4491650The Pima IndiansHistory1908Frank Russell

HISTORY

Name

The tribe known as the Pimas was so named by the Spaniards early in the history of the relations of the latter with them. The oldest reference to the name within the writer's knowledge is that by Velarde: "The Pima nation, the name of which has been adopted by the Spaniards from the native idiom, call themselves Otama or in the plural Ohotoma; the word pima is repeated by them to express "negation."[1] This "negacion" is expressed by such words as pia, "none," piatc, "none remaining," pimatc, "I do not know" or "I do not understand." In the last the sound of tc is often reduced to a faint click. The Americans corrupted this to "Pimos," and while this form of the word is now used only by the illiterate living in the neighborhood of the tribe, it is fairly common in the literature referring to them. They call themselves Âʼ-âʼtam, "men" or "the people," and when they wish to distinguish themselves from the Papago and other divisions of the same linguistic stock they add the word âʼkimûlt, "river." "River people" is indeed an apt designation, as evidenced by their dependence on the Gila.

Gatschet has thus defined the Pima linguistic stock in an article entitled "The Indian languages of the Pacific," which was published in the Magazine of American History:[2]

Pima. Dialects of this stock are spoken on the middle course of the Gila river, and south of it on the elevated plains of southern Arizona and northern Sonora (Pimería alta, Pimería baja). The Pima does not extend into California unless the extinct, historical Cajuenches, mentioned in Mexican annals, spoke one of the Pima (or Pijmo, Pimo) dialects. Pima, on Pima reserve, Gila river, a sonorous, root-duplicating idiom; Névome, a dialect probably spoken in Sonora, of which we possess a reliable Spanish grammar, published in Shea's Linguistics;[3] Papago, on Papago reserve, in southwestern Arizona.

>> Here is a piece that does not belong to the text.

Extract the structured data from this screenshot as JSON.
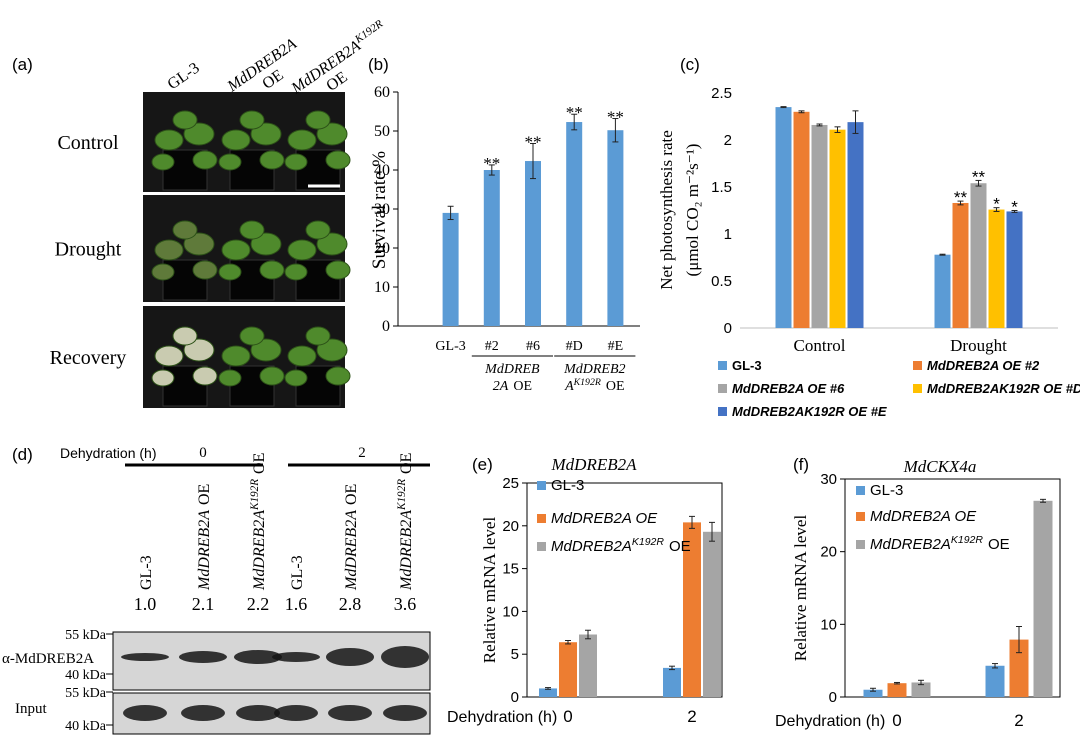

  1. "La nacion pima, cuyo nombre han tomado los españoles en su nativo idioma, se llama Otama y en plural Ohotoma, de la palabra Pima repetida en ellos por ser su negacion." Documentos para la Historia de Mexico, 4th ser., I, 345.
  2. Vol. I, 156.
  3. The most valuable publication relating to the Pima language is the "Grammar of the Pima or Névome, a language of Sonora, from a manuscript of the XVIII Century." This was edited by Buckingham Smith, and 160 copies were issued in 1862. It in in Spanish-Névome, the latter differing slightly from the true Pima. The grammar has 97 octavo pages with 32 additional Pages devoted te a "Doctrina Cristiana y Confesionario en Lengua Névome, ó sea la Pima."